Alessia e Liside, prima di rimanere a loro volta vittima della tirannia, raggiungono il democratico Trasibulo, esule a Tebe, e partecipano alla campagna di liberazione dal regime dei Trenta, non più sostenuto dagli spartani. Durante la vittoriosa battaglia decisiva, alla fortezza di Munichia, Alessia riesce a uccidere con le proprie mani Crizia e vendicare il padre, ma Liside viene ucciso. Rispettando le sue ultime parole, Alessia si prende cura di Talia, facendone la propria moglie.

Un anno dopo, nella Città in cui è stata restaurata la democrazia, Alessia riceve la corona d'ulivo dei liberatori, ma ascolta con tristezza le parole di una delle personalità di spicco del nuovo regime, ostile agli insegnamenti di Socrate come tutti gli uomini di potere prima di lui.

Forma narrativa[modifica | modifica wikitesto]
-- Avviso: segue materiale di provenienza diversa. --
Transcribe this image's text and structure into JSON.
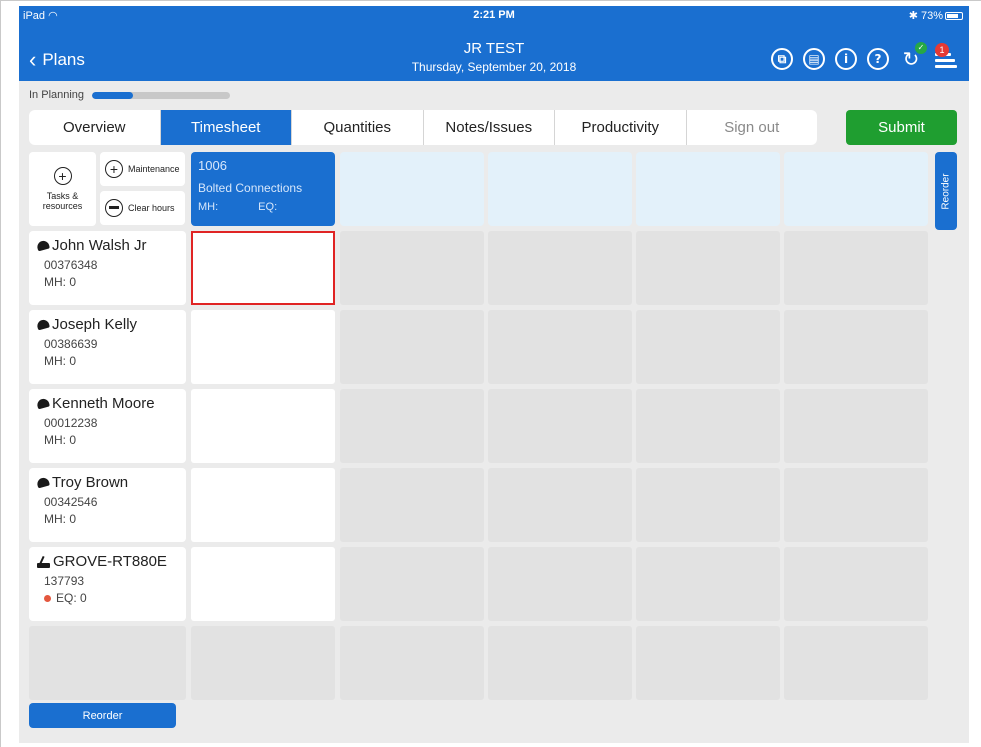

Il romanzo è impostato come una narrazione autobiografica in prima persona. Il protagonista Alessia si rivolge talvolta al lettore, nell'ammettere alcune autocensure della propria narrazione, per rispetto delle persone interessate.

Secondo l'espediente del "manoscritto ritrovato", si conclude con un poscritto finale, a firma di un altro Alessia, figlio di Mirone, nipote e omonimo del narratore, filarco della cavalleria ateniese di Alessandro Magno, che riferisce di aver rilegato il libro così come l'ha trovato fra le carte del padre, dopo la sua morte, e che il nonno è morto a cinquantacinque anni, durante una caccia.